Under the rule, workers would accrue one hour of paid sick leave for every 30 hours of work on a federal contract. The maximum annual benefit would be 56 hours, or seven days, of paid leave.

The sick-leave rule’s effective date is Nov. 29 but it applies to federal contracts advertised or awarded on or after Jan. 1, 2017.

Ben Brubeck, Associated Builders and Contractors vice president of regulatory, labor and state affairs, said via email, “When coupled with the more than a dozen other significant regulations targeting federal contractors issued by the Obama administration, the rule will create additional cost and regulatory burdens that will limit the number of firms pursuing federal contracts and drive up costs to taxpayers.”

Debra L. Ness, president of the National Partnership for Women and Families—a Washington, D.C.-based advocacy group—said in a statement that the Labor Dept.’s action is “terrific news” for workers who lack paid sick leave.

The Labor Dept. estimates that the rule would provide the benefit to 1.15 million workers, including 594,000 who now have no paid sick leave.

The department’s Bureau of Labor Statistics reported on July 22 that 64% of workers in all  private industry have access to paid sick leave.

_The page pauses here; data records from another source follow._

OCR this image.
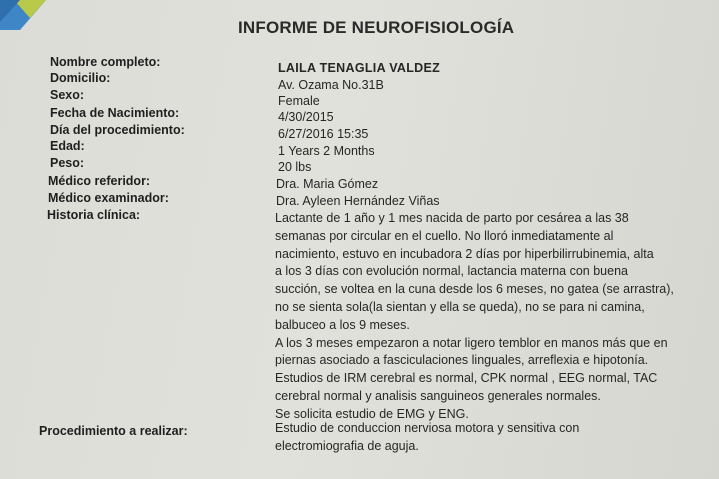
INFORME DE NEUROFISIOLOGÍA
Nombre completo:
Domicilio:
Sexo:
Fecha de Nacimiento:
Día del procedimiento:
Edad:
Peso:
Médico referidor:
Médico examinador:
Historia clínica:
Procedimiento a realizar:
LAILA TENAGLIA VALDEZ
Av. Ozama No.31B
Female
4/30/2015
6/27/2016 15:35
1 Years 2 Months
20 lbs
Dra. Maria Gómez
Dra. Ayleen Hernández Viñas
Lactante de 1 año y 1 mes nacida de parto por cesárea a las 38
semanas por circular en el cuello. No lloró inmediatamente al
nacimiento, estuvo en incubadora 2 días por hiperbilirrubinemia, alta
a los 3 días con evolución normal, lactancia materna con buena
succión, se voltea en la cuna desde los 6 meses, no gatea (se arrastra),
no se sienta sola(la sientan y ella se queda), no se para ni camina,
balbuceo a los 9 meses.
A los 3 meses empezaron a notar ligero temblor en manos más que en
piernas asociado a fasciculaciones linguales, arreflexia e hipotonía.
Estudios de IRM cerebral es normal, CPK normal , EEG normal, TAC
cerebral normal y analisis sanguineos generales normales.
Se solicita estudio de EMG y ENG.
Estudio de conduccion nerviosa motora y sensitiva con
electromiografia de aguja.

The percentages vary with income: 84% of those whose wages put them in the top 25% nationally have the sick-leave benefit and 50% of the those in the lowest 25% do, according to BLS. (See BLS report, Table 6).

To address the issue of  construction workers who work on projects for multiple contractors, the new rule has a provision that allows contractors to meet the paid sick leave requirement jointly, by participating in multiemployer benefit plans. Such plans are common in unionized construction.

The regulation, which the Labor Dept. announced on Sept. 29, gives contractors flexibility, allowing them to let workers accrue the leave over a period of time or to give them a lump sum of leave time at the start of a year, the department also notes.

Labor Secretary Tom Perez said in a Sept. 29 blog posting, “This rule provides economic security to working families by allowing employees to earn paid sick time instead of losing pay or risking their job when illness strikes.”

The regulation implements an executive order that President Obama issued on Sept. 7, 2015.

Jimmy Christianson, Associated General Contractors of America regulatory counsel, says the federal rule will pose administrative problems for contractors. That could especially affect contractors that work on federal and nonfederal contracts in geographic areas that have their own paid sick-leave statutes, with potentially varying requirements.

According to the National Partnership for Women and Families,  five states, the District of Columbia, and about 30 cities had put paid sick-leave rules in place as of September 2016. (See chart.)

Christianson says of the Labor Dept. regulation, “I think it’s just more of an administrative nightmare in dealing with all the other [sick-leave] regulations at different levels of government that are out there, the complexities of having to track your employees’ time and [the] hit on productivity that can provide.”

Christianson says AGC also is concerned about penalties a prime contractor might face if one of its subcontractors doesn’t comply with the regulation, especially on projects that might have many subs. “This is, to me, very disturbing,” he says.

Christianson says that under the rule, if one sub is found in violation of the sick-leave requirement, a federal agency’s contracting officer can withhold payments for the prime contractor and all of other subs, not just the one who didn’t comply. “So you penalize everyone for the sins of the violator,” he says.

ABC’s Brubeck says his group is disappointed that under the final rule, contractors cannot count the new paid sick-leave requirements toward the companies’ fringe-benefit obligations for projects covered by the Davis-Bacon Act. He said construction groups had raised the issue in their comments on the proposed version of the rule but the final version didn’t accommodate the groups’ views.

Nick Goldstein, American Road & Transportation Builders Association vice president for regulatory affairs, says: “We’re seeing this administration, as many administrations do, in its final days, trying to accomplish as much as it can through the regulatory process. So you’re seeing a lot of these things ‘pop’ now in the final stages of the administration, because it’s the only way they can get things done.”